为了将特定规则应用于决策树分类器上的训练样本,我们需要使用 decision_path 方法decision_path(X[, check_input])
:
现在,在处理一个短文本分类模型时,我已经在文本特征的矢量化上流水线化了一个特征联合,并应用网格搜索来找到一个优化的模型,如下面的代码所示。
- 这使得我很难将 X 功能调用到
decision_path
方法中,因为我不断收到错误 - 此外,我最终会试图用文本特征而不是数字矢量化特征来说明路径......

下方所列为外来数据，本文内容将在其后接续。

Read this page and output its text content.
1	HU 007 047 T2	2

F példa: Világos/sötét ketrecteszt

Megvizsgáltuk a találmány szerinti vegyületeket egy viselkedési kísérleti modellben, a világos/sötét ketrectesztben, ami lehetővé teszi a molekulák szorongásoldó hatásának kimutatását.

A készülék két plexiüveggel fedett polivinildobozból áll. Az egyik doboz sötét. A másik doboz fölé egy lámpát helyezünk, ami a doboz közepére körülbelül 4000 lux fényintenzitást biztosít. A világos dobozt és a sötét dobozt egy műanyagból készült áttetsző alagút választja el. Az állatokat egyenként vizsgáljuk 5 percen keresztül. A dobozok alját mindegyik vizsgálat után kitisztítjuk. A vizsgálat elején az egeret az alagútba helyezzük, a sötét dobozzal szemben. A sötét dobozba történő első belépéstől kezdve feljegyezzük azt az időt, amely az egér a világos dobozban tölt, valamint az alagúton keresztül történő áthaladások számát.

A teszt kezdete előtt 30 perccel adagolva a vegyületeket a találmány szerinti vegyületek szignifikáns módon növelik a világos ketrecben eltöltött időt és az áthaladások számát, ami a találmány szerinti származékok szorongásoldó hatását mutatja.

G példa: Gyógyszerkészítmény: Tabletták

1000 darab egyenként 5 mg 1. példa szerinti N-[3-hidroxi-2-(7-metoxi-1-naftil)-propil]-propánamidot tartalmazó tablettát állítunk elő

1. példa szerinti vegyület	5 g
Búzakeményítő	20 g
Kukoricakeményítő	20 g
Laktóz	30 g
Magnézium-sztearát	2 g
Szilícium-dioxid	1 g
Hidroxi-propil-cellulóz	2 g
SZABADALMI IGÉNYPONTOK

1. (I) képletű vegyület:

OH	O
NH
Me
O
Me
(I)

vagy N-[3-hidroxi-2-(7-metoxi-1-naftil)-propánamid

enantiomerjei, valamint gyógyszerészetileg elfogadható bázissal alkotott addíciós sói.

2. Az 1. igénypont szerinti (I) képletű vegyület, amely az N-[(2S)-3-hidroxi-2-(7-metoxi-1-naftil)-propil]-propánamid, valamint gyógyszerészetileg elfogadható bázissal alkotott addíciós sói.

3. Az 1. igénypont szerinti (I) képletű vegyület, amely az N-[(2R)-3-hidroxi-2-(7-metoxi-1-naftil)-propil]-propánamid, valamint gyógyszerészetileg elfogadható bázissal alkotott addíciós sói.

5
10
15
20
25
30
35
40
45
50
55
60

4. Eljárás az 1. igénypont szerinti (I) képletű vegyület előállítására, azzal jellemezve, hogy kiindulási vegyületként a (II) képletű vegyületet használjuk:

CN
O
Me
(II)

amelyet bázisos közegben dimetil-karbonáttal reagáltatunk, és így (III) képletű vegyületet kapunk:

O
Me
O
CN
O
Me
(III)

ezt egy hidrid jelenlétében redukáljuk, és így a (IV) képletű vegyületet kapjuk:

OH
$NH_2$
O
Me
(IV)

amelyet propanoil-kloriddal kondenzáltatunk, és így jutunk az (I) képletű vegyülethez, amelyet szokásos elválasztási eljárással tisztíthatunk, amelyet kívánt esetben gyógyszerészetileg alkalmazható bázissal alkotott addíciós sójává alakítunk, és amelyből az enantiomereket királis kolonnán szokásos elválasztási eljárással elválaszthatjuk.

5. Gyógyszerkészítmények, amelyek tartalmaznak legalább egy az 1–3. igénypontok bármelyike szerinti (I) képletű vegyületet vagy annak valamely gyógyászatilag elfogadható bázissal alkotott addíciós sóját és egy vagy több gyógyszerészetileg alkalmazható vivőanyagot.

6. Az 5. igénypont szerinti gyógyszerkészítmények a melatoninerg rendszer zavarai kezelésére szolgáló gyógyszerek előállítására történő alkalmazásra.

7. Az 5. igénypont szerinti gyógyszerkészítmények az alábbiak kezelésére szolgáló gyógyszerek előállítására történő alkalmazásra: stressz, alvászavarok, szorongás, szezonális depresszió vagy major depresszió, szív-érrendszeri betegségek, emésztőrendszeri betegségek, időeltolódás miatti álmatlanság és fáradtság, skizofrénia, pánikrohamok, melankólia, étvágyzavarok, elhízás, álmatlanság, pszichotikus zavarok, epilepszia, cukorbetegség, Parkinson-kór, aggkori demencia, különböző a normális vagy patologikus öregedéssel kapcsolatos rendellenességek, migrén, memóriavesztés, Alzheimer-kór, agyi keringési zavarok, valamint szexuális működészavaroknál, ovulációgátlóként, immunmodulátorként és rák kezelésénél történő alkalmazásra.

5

data, target = df['doc_text'], target_column
data_train, data_test, target_train, target_test, indices_train, indices_test = train_test_split(
data, target, df.index, random_state=0)
#combine words an character grams features
vectorizer = FeatureUnion([
('word_vectorizer', TfidfVectorizer(
sublinear_tf=True,
min_df=2,
#strip_accents='unicode',
#encoding='latin-1'
analyzer='word',
#token_pattern=r'\w{1,}',
ngram_range=(2,5),
norm='l2')),
#dtype = np.float32, #da error
#max_features = 6000)),
('char_vectorizer', TfidfVectorizer(
sublinear_tf=True,
min_df=5,
stop_words='english',
strip_accents='unicode',
analyzer='char',
ngram_range=(2, 5),
norm='l2',
#dtype=np.float32,
max_features = 8000))
])
pipelinedt= Pipeline([
("tfidf", vectorizer),
("clfdt", DecisionTreeClassifier(criterion="entropy",max_depth=7)),
])
tree_para ={ "clfdt__max_depth": (7,25,100),
"clfdt__min_samples_leaf": (1,5,10),
"tfidf__word_vectorizer__max_df": (0.5, 0.75),
"tfidf__word_vectorizer__min_df": (2,),
"tfidf__char_vectorizer__max_df": (0.5, 0.75),
"tfidf__char_vectorizer__min_df": (3,),
"tfidf__char_vectorizer__use_idf": (True, False),
"tfidf__word_vectorizer__use_idf": (True, False),
"tfidf__word_vectorizer__ngram_range": ((1, 2), (2, 4), ),
"tfidf__char_vectorizer__ngram_range": ((4, 5),),
}
if __name__ == "__main__":
dt = GridSearchCV(pipelinedt, tree_para, cv=5, n_jobs=-1, verbose=1)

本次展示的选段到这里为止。